Diurnal variation of cerebrospinal fluid immunoreactive corticotropin-releasing hormone levels in healthy volunteers.

CRH is not only secreted into hypophyseal protal blood where it is believed to regulate the circadian rhythm of pituitary-adrenal activity, but is also measurable in cerebrospinal fluid (CSF). Altered CSF immunoreactive CRH (IR-CRH) levels have been found in patients with a number of neuropsychiatric disorders and have been implicated in some of the symptoms of these disorders. To further study the potential functional relevance of CRH in human CSF, we examined whether a nonuniform temporal pattern of IR-CRH levels existed in CSF using hourly sampling over a 30-h period in six healthy volunteers.
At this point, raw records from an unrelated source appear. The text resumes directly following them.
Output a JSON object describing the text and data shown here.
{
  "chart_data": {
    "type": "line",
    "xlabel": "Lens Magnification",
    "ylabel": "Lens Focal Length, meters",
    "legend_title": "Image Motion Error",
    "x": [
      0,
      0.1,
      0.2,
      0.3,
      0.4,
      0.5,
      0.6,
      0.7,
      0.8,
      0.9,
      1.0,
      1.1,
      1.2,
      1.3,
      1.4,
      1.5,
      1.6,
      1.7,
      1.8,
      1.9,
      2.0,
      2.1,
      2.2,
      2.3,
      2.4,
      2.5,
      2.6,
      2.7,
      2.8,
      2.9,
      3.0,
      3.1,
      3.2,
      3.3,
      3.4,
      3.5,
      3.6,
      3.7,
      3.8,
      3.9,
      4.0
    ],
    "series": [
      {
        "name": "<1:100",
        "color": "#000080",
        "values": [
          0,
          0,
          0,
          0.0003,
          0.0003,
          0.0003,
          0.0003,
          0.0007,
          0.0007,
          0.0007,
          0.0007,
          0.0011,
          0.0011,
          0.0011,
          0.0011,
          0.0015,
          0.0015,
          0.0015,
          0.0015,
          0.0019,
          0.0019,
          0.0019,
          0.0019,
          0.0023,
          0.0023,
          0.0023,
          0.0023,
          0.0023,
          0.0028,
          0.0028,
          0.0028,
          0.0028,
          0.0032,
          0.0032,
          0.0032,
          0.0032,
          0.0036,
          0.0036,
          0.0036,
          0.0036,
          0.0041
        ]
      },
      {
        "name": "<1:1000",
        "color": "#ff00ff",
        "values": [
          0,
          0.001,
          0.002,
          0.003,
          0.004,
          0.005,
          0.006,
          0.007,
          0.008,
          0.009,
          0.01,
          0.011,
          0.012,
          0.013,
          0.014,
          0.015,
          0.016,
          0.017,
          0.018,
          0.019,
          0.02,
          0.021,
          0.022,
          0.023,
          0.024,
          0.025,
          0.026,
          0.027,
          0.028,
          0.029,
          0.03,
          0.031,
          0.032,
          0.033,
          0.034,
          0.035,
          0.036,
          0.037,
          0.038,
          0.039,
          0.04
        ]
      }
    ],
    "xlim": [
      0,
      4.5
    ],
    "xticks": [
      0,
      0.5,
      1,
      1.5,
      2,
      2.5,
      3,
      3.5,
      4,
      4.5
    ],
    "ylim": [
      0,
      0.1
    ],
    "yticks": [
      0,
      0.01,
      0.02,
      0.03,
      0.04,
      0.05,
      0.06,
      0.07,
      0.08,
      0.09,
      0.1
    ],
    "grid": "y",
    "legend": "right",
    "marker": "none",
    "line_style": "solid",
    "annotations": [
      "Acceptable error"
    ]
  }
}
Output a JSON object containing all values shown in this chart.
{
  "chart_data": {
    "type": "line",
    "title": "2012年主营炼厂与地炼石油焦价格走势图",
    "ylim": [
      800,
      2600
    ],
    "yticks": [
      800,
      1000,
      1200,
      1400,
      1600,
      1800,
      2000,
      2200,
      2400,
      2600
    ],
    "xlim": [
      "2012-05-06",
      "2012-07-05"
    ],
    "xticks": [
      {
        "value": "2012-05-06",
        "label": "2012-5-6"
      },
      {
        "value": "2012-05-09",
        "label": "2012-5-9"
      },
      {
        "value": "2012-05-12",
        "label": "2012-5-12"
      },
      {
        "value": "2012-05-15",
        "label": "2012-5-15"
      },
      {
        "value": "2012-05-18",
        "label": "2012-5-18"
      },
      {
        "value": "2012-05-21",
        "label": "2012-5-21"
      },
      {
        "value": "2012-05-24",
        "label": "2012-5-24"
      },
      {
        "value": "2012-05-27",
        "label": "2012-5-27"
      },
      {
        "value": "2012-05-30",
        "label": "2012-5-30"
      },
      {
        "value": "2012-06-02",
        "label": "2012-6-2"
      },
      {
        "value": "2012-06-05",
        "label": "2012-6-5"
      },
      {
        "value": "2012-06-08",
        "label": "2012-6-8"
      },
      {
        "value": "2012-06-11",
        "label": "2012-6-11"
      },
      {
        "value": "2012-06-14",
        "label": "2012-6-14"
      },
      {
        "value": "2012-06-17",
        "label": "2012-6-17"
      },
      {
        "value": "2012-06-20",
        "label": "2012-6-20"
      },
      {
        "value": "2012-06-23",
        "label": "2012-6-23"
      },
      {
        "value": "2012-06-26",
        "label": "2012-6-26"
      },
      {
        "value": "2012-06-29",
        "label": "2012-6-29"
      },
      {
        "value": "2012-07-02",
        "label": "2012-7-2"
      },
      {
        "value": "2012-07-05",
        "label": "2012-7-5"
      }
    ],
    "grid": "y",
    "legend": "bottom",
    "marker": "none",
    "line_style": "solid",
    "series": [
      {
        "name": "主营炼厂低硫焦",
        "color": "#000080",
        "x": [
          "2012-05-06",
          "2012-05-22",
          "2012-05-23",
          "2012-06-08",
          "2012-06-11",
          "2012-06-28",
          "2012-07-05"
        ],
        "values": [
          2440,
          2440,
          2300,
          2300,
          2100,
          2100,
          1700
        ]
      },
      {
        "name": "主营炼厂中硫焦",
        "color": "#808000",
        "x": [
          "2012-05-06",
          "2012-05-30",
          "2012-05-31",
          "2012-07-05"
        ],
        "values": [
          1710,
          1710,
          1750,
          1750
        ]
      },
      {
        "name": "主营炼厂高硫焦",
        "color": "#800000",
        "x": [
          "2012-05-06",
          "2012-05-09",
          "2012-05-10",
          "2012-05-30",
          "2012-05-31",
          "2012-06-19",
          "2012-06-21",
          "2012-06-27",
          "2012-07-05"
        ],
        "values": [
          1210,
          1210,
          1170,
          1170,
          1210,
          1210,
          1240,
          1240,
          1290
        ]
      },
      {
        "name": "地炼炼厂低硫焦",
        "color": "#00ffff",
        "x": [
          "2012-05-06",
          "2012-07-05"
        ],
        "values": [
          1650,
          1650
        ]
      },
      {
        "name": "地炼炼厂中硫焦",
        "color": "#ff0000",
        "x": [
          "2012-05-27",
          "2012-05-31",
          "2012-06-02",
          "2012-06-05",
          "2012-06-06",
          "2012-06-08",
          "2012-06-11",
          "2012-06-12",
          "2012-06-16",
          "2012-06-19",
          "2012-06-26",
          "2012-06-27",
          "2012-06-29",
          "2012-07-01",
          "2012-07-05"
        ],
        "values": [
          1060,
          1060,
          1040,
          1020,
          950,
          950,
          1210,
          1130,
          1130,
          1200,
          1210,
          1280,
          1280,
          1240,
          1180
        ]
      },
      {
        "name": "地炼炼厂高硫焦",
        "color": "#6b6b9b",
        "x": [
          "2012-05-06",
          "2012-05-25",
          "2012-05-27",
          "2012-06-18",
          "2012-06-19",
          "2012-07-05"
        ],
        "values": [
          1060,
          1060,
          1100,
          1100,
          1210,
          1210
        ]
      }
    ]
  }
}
CSF was withdrawn continuously at 6 mL/h through a catheter placed in the lumbar subarachnoid space and connected to a miniroller pump and fraction collector. A significant diurnal variation in CSF IR-CRH levels was observed (P < 0.001), with highest levels between 1830-2330 h and lowest levels around 0730 h. This pattern was nearly opposite that of plasma cortisol levels, which showed the expected peak around 0800 h and nadir around 2000-2200 h. In addition, CSF IR-CRH levels in three of the six volunteers showed significant negative correlations with simultaneous plasma cortisol levels. These data suggest that CSF IR-CRH concentrations are negatively modulated by peripheral cortisol secretion, which may be one factor involved in the entrainment of this rhythm. Although the functional significance of this diurnal variation in CSF IR-CRH levels is unknown, the presence of a distinct temporal organization of CRH release into the CSF in humans is compatible with the idea that CSF may play a functional role in or otherwise reflect nonsynaptic information processing in the central nervous system. Diurnal factors should be taken into account in future studies of CRH concentrations in human CSF.